Album Review: Laura Jane Grace – Stay Alive

 

 

Release Date: 01.10.20

Record Label: Big Scary Monster

For Fans Of: Against Me, Chuck Ragan, Tim Barry 

 

 

Like all of us, Laura Jane Grace’s year was completely derailed in March. Just as she was preparing to head into the studio with Against Me!, the globe went into lockdown leaving the band members spread across the US, unable to record their would-be 8th album.. Yet instead of allowing the material to go to waste, Grace decided to phone her local studio in Chicago, booking time to make a record with the legendary Steve Albini. Finally 2020 has thrown us a surprise that we can embrace with open arms. 

The true beauty of Stay Alive is in its simplicity. Being recorded almost entirely on an acoustic guitar and the occasional drum-machine, it feels so raw and urgent, and is made all the more powerful by some incredible songwriting.
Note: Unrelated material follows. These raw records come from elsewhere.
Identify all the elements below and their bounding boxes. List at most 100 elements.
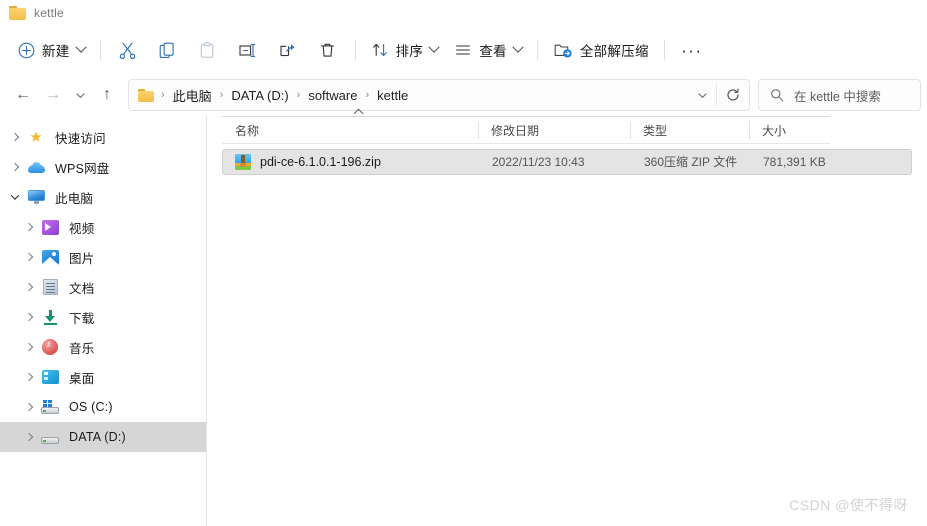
sidebar-item-quick-access[interactable]: ★ 快速访问: [0, 122, 206, 152]
breadcrumb-separator: ›: [296, 89, 301, 101]
chevron-right-icon[interactable]: [18, 422, 40, 452]
paste-button[interactable]: [188, 34, 228, 66]
sidebar-item-label: 下载: [69, 311, 95, 326]
search-input[interactable]: 在 kettle 中搜索: [794, 86, 881, 105]
cut-button[interactable]: [108, 34, 148, 66]
file-list-pane: 名称 修改日期 类型 大小 pdi-ce-6.1.0.1-196.zip 202…: [207, 108, 927, 526]
cloud-icon: [26, 158, 46, 176]
sidebar-item-documents[interactable]: 文档: [0, 272, 206, 302]
chevron-right-icon[interactable]: [18, 272, 40, 302]
navigation-pane: ★ 快速访问 WPS网盘 此电脑 视频 图片 文档 下载 ♪ 音乐 桌面 OS …: [0, 116, 207, 526]
new-button[interactable]: 新建: [10, 34, 93, 66]
drive-windows-icon: [40, 398, 60, 416]
monitor-icon: [26, 188, 46, 206]
table-row[interactable]: pdi-ce-6.1.0.1-196.zip 2022/11/23 10:43 …: [222, 149, 912, 175]
picture-icon: [40, 248, 60, 266]
breadcrumb-item-1[interactable]: DATA (D:): [226, 85, 293, 106]
toolbar-separator: [536, 40, 538, 60]
chevron-right-icon[interactable]: [18, 242, 40, 272]
chevron-right-icon[interactable]: [18, 212, 40, 242]
folder-icon: [9, 6, 26, 20]
refresh-button[interactable]: [717, 80, 749, 110]
list-lines-icon: [454, 41, 472, 59]
zip-archive-icon: [235, 154, 251, 170]
column-header-name[interactable]: 名称: [222, 108, 478, 144]
chevron-right-icon[interactable]: [18, 302, 40, 332]
scissors-icon: [118, 41, 137, 60]
window-title: kettle: [34, 6, 64, 20]
sidebar-item-label: 快速访问: [55, 131, 106, 146]
extract-all-button[interactable]: 全部解压缩: [545, 34, 657, 66]
address-row: ← → ↑ › 此电脑 › DATA (D:) › software › ket…: [0, 74, 927, 116]
main-area: ★ 快速访问 WPS网盘 此电脑 视频 图片 文档 下载 ♪ 音乐 桌面 OS …: [0, 108, 927, 526]
copy-button[interactable]: [148, 34, 188, 66]
arrow-up-icon: ↑: [103, 86, 111, 103]
sidebar-item-downloads[interactable]: 下载: [0, 302, 206, 332]
toolbar-separator: [663, 40, 665, 60]
sidebar-item-this-pc[interactable]: 此电脑: [0, 182, 206, 212]
chevron-down-icon: [75, 90, 86, 101]
delete-button[interactable]: [308, 34, 348, 66]
search-box[interactable]: 在 kettle 中搜索: [758, 79, 921, 111]
search-icon: [770, 88, 784, 102]
sidebar-item-pictures[interactable]: 图片: [0, 242, 206, 272]
sort-button-label: 排序: [395, 44, 424, 59]
view-button-label: 查看: [479, 44, 507, 59]
chevron-right-icon[interactable]: [4, 152, 26, 182]
music-icon: [40, 338, 60, 356]
sidebar-item-music[interactable]: 音乐: [0, 332, 206, 362]
column-header-size[interactable]: 大小: [749, 116, 824, 144]
column-header-label: 名称: [235, 123, 260, 138]
chevron-right-icon[interactable]: [18, 362, 40, 392]
sidebar-item-label: 音乐: [69, 341, 95, 356]
sidebar-item-label: 此电脑: [55, 191, 94, 206]
sidebar-item-label: OS (C:): [69, 400, 113, 414]
file-name: pdi-ce-6.1.0.1-196.zip: [260, 155, 381, 169]
file-date-cell: 2022/11/23 10:43: [479, 153, 631, 171]
recent-locations-button[interactable]: [68, 80, 92, 110]
up-button[interactable]: ↑: [92, 80, 122, 110]
document-icon: [40, 278, 60, 296]
breadcrumb-separator: ›: [219, 89, 224, 101]
more-options-button[interactable]: ···: [672, 34, 712, 66]
chevron-right-icon[interactable]: [18, 392, 40, 422]
trash-icon: [318, 41, 337, 60]
sidebar-item-label: WPS网盘: [55, 161, 110, 176]
plus-circle-icon: [18, 42, 35, 59]
share-icon: [278, 41, 297, 60]
rename-button[interactable]: [228, 34, 268, 66]
column-headers: 名称 修改日期 类型 大小: [222, 108, 830, 144]
copy-icon: [158, 41, 177, 60]
sidebar-item-desktop[interactable]: 桌面: [0, 362, 206, 392]
ellipsis-icon: ···: [681, 40, 703, 60]
toolbar-separator: [354, 40, 356, 60]
chevron-right-icon[interactable]: [4, 122, 26, 152]
sort-button[interactable]: 排序: [363, 34, 447, 66]
paste-icon: [198, 41, 217, 60]
sidebar-item-os-c[interactable]: OS (C:): [0, 392, 206, 422]
column-header-date[interactable]: 修改日期: [478, 116, 630, 144]
address-dropdown-button[interactable]: [688, 80, 716, 110]
sidebar-item-wps-cloud[interactable]: WPS网盘: [0, 152, 206, 182]
desktop-icon: [40, 368, 60, 386]
breadcrumb-item-2[interactable]: software: [303, 85, 362, 106]
breadcrumb-item-0[interactable]: 此电脑: [168, 83, 217, 108]
forward-button[interactable]: →: [38, 80, 68, 110]
sort-arrows-icon: [371, 41, 389, 59]
chevron-down-icon: [74, 41, 87, 53]
sidebar-item-data-d[interactable]: DATA (D:): [0, 422, 206, 452]
share-button[interactable]: [268, 34, 308, 66]
chevron-right-icon[interactable]: [18, 332, 40, 362]
view-button[interactable]: 查看: [446, 34, 530, 66]
chevron-down-icon[interactable]: [4, 182, 26, 212]
column-header-label: 类型: [643, 123, 668, 138]
back-button[interactable]: ←: [8, 80, 38, 110]
extract-all-label: 全部解压缩: [579, 44, 649, 59]
address-bar[interactable]: › 此电脑 › DATA (D:) › software › kettle: [128, 79, 750, 111]
sidebar-item-videos[interactable]: 视频: [0, 212, 206, 242]
sidebar-item-label: 文档: [69, 281, 95, 296]
column-header-type[interactable]: 类型: [630, 116, 749, 144]
sidebar-item-label: 图片: [69, 251, 95, 266]
breadcrumb-item-3[interactable]: kettle: [372, 85, 413, 106]
column-header-label: 修改日期: [491, 123, 540, 138]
From the melancholic folk-blues fingerstyle of ‘Mountain Song’ to the pissed-off and scathing political attack of ‘The Hanging Tree’ and even the off-kilter groove of ‘Ice-Cream Song’ this record shows not only the craft, but also the range Grace possesses as an artist, even when armed with minimal equipment. Don’t be fooled into thinking this is merely a collection of demos though. These songs are fully formed and tracks like ‘SuperNatural Possession’ don’t sound too far away from what a full-band version might have become and it shows that there has been a deliberate choice and thought behind how each of these songs are presented. 
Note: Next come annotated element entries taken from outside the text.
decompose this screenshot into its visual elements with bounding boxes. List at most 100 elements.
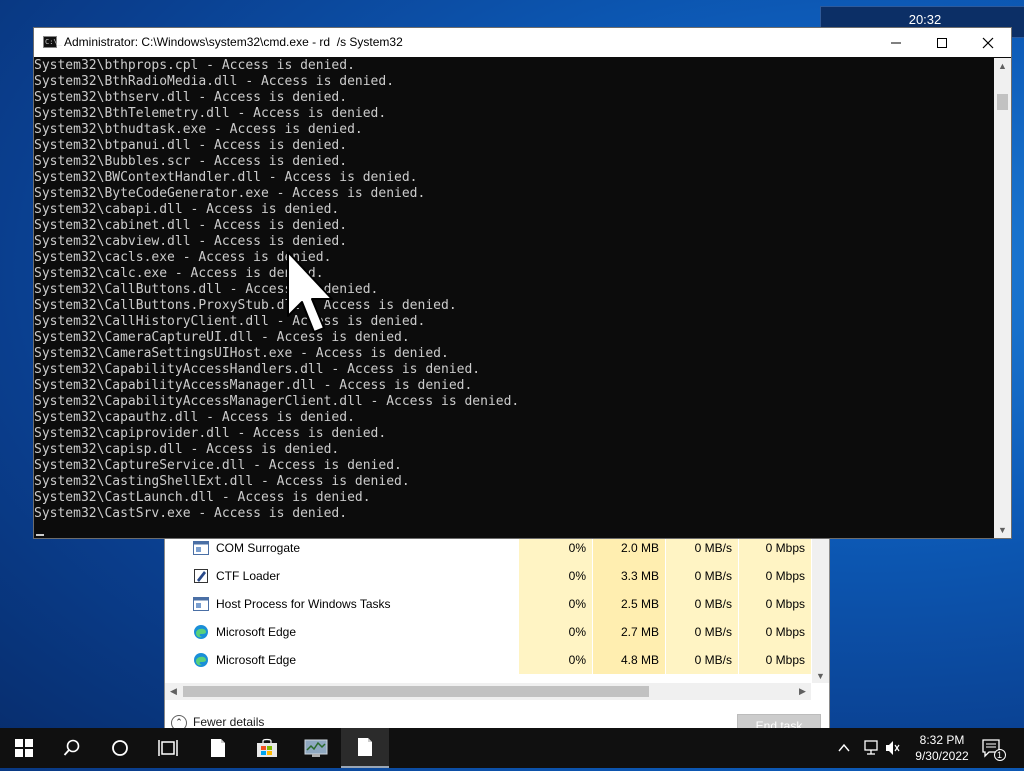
taskbar-time: 8:32 PM xyxy=(919,733,965,747)
console-line: System32\CallHistoryClient.dll - Access … xyxy=(34,314,426,329)
disk-cell: 0 MB/s xyxy=(666,562,738,590)
store-icon xyxy=(257,738,277,757)
process-row[interactable]: Microsoft Edge 0% 4.8 MB 0 MB/s 0 Mbps xyxy=(165,646,811,674)
console-line: System32\CastingShellExt.dll - Access is… xyxy=(34,474,410,489)
console-line: System32\CastLaunch.dll - Access is deni… xyxy=(34,490,371,505)
process-name: Microsoft Edge xyxy=(216,653,297,667)
console-line: System32\CameraSettingsUIHost.exe - Acce… xyxy=(34,346,449,361)
console-line: System32\calc.exe - Access is denied. xyxy=(34,266,324,281)
cmd-output[interactable]: System32\bthprops.cpl - Access is denied… xyxy=(34,58,994,538)
speaker-muted-icon xyxy=(886,741,900,755)
taskbar-app-document[interactable] xyxy=(194,728,242,768)
console-line: System32\CastSrv.exe - Access is denied. xyxy=(34,506,348,521)
console-line: System32\CapabilityAccessHandlers.dll - … xyxy=(34,362,481,377)
task-view-icon xyxy=(158,740,178,756)
scroll-up-icon[interactable]: ▲ xyxy=(998,61,1007,71)
cpu-cell: 0% xyxy=(519,562,592,590)
memory-cell: 2.5 MB xyxy=(593,590,665,618)
close-button[interactable] xyxy=(965,28,1011,57)
console-line: System32\CaptureService.dll - Access is … xyxy=(34,458,402,473)
document-icon xyxy=(211,739,225,757)
search-button[interactable] xyxy=(48,728,96,768)
taskbar-app-task-manager[interactable] xyxy=(292,728,340,768)
taskbar-app-document-active[interactable] xyxy=(341,728,389,768)
cpu-cell: 0% xyxy=(519,590,592,618)
process-name: Microsoft Edge xyxy=(216,625,297,639)
minimize-button[interactable] xyxy=(873,28,919,57)
show-hidden-icons-button[interactable] xyxy=(838,728,856,768)
task-view-button[interactable] xyxy=(144,728,192,768)
taskbar: 8:32 PM 9/30/2022 1 xyxy=(0,728,1024,768)
edge-icon xyxy=(194,625,208,639)
console-line: System32\bthudtask.exe - Access is denie… xyxy=(34,122,363,137)
network-cell: 0 Mbps xyxy=(739,618,811,646)
console-line: System32\BthRadioMedia.dll - Access is d… xyxy=(34,74,395,89)
process-name: CTF Loader xyxy=(216,569,281,583)
volume-button[interactable] xyxy=(884,728,902,768)
console-line: System32\bthserv.dll - Access is denied. xyxy=(34,90,348,105)
desktop-clock-text: 20:32 xyxy=(908,12,942,27)
cortana-button[interactable] xyxy=(96,728,144,768)
text-cursor xyxy=(36,534,44,536)
network-cell: 0 Mbps xyxy=(739,646,811,674)
memory-cell: 2.7 MB xyxy=(593,618,665,646)
console-line: System32\CapabilityAccessManager.dll - A… xyxy=(34,378,473,393)
taskbar-clock[interactable]: 8:32 PM 9/30/2022 xyxy=(904,732,980,764)
network-wired-icon xyxy=(864,740,878,755)
cmd-scroll-thumb[interactable] xyxy=(997,94,1008,110)
console-line: System32\CameraCaptureUI.dll - Access is… xyxy=(34,330,410,345)
process-name: COM Surrogate xyxy=(216,541,301,555)
cmd-vertical-scrollbar[interactable]: ▲ ▼ xyxy=(994,58,1011,538)
window-icon xyxy=(193,597,209,611)
notification-icon xyxy=(982,739,1006,761)
disk-cell: 0 MB/s xyxy=(666,590,738,618)
network-cell: 0 Mbps xyxy=(739,590,811,618)
network-status-button[interactable] xyxy=(862,728,882,768)
cmd-window[interactable]: C:\_ Administrator: C:\Windows\system32\… xyxy=(33,27,1012,539)
scroll-left-icon[interactable]: ◀ xyxy=(170,686,177,697)
console-line: System32\BWContextHandler.dll - Access i… xyxy=(34,170,418,185)
console-line: System32\cabview.dll - Access is denied. xyxy=(34,234,348,249)
document-icon xyxy=(358,738,372,756)
process-list-horizontal-scrollbar[interactable]: ◀ ▶ xyxy=(165,683,811,700)
console-line: System32\cabapi.dll - Access is denied. xyxy=(34,202,340,217)
scroll-down-icon[interactable]: ▼ xyxy=(816,671,825,681)
pen-icon xyxy=(194,569,208,583)
console-line: System32\btpanui.dll - Access is denied. xyxy=(34,138,348,153)
horizontal-scroll-thumb[interactable] xyxy=(183,686,649,697)
console-line: System32\cabinet.dll - Access is denied. xyxy=(34,218,348,233)
disk-cell: 0 MB/s xyxy=(666,646,738,674)
scroll-down-icon[interactable]: ▼ xyxy=(998,525,1007,535)
console-line: System32\CapabilityAccessManagerClient.d… xyxy=(34,394,520,409)
console-line: System32\capisp.dll - Access is denied. xyxy=(34,442,340,457)
process-name: Host Process for Windows Tasks xyxy=(216,597,391,611)
search-icon xyxy=(63,739,80,756)
start-button[interactable] xyxy=(0,728,48,768)
maximize-button[interactable] xyxy=(919,28,965,57)
task-manager-window: COM Surrogate 0% 2.0 MB 0 MB/s 0 Mbps CT… xyxy=(164,520,830,742)
cpu-cell: 0% xyxy=(519,618,592,646)
console-line: System32\CallButtons.ProxyStub.dll - Acc… xyxy=(34,298,457,313)
console-line: System32\Bubbles.scr - Access is denied. xyxy=(34,154,348,169)
console-line: System32\capiprovider.dll - Access is de… xyxy=(34,426,387,441)
process-row[interactable]: Host Process for Windows Tasks 0% 2.5 MB… xyxy=(165,590,811,618)
console-line: System32\capauthz.dll - Access is denied… xyxy=(34,410,355,425)
taskbar-date: 9/30/2022 xyxy=(915,749,969,763)
notification-count: 1 xyxy=(997,750,1003,760)
close-icon xyxy=(982,37,994,49)
console-line: System32\ByteCodeGenerator.exe - Access … xyxy=(34,186,426,201)
edge-icon xyxy=(194,653,208,667)
action-center-button[interactable]: 1 xyxy=(980,728,1020,768)
memory-cell: 4.8 MB xyxy=(593,646,665,674)
console-line: System32\bthprops.cpl - Access is denied… xyxy=(34,58,355,73)
cmd-app-icon: C:\_ xyxy=(43,36,62,48)
process-row[interactable]: CTF Loader 0% 3.3 MB 0 MB/s 0 Mbps xyxy=(165,562,811,590)
minimize-icon xyxy=(891,42,901,44)
scroll-right-icon[interactable]: ▶ xyxy=(799,686,806,697)
console-line: System32\BthTelemetry.dll - Access is de… xyxy=(34,106,387,121)
process-list-vertical-scrollbar[interactable]: ▼ xyxy=(812,537,829,683)
memory-cell: 3.3 MB xyxy=(593,562,665,590)
taskbar-app-store[interactable] xyxy=(243,728,291,768)
process-row[interactable]: Microsoft Edge 0% 2.7 MB 0 MB/s 0 Mbps xyxy=(165,618,811,646)
cmd-title-bar[interactable]: C:\_ Administrator: C:\Windows\system32\… xyxy=(34,28,1011,57)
More than anything, the album sounds like an act of catharsis for Grace who is trying to make sense of the seemingly crumbling world around her. ‘Shelter In Place’ feels equal parts like a longing to be back on the road and a love letter to all the places she has visited, while ‘Swimming Pool Song’ seems to capture the lost and confused feeling everyone sometimes gets when we just aren’t too sure where we are going. Despite initially seeming quite downtrodden Grace quickly flips the track into something much more hopeful as she bellows “I don’t know the source of my faith but I know I will be full again”, setting the tone for the rest of the record; things might not be great right now, but keep going and we can get there. This feeling is best captured on the wonderfully titled ‘So Long, Auf Weidersehen, Fuck Off’ which is simple and yet so liberating by displaying a completely care-free attitude that is so reminiscent of The Ramones. Similarly ‘Calendar Song’ is a rejection of the idea of regret and shows Grace letting go of past mistakes and focusing on moving forward instead. 
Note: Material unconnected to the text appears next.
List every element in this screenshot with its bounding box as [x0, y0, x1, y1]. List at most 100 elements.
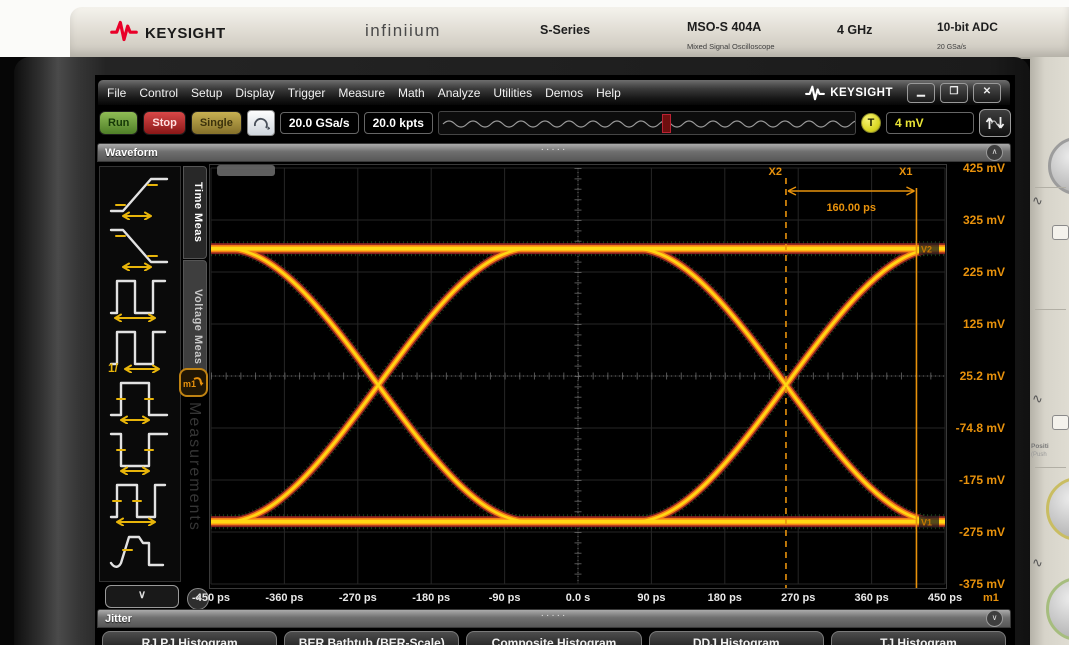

The true exclamation point to all this comes with final track ‘Old Friend (Stay Alive)’. There are numerous times on the record where you can hear her voice crack and splutter with emotion but it’s this last song which somehow seems even more sincere as we see Laura Jane Grace making a promise to herself to do whatever she needs to just keep going and to stay alive. Obviously in the current situation, it’s a feeling that almost all of us will know all too well.. 

Being able to make a record with this much range on such short notice and with so few personnel is an achievement within itself. Yet what Stay Alive really shows is further evidence of what a fantastic songwriter Laura Jane Grace has become. As we have heard on recent records with both Against Me, and 2018s Bought to Rot, she might now be taking a more laid-back and often more subtle approach now, but none of the fire has been lost from those early albums. Instead it has been honed and channelled into something that at times can be even more powerful.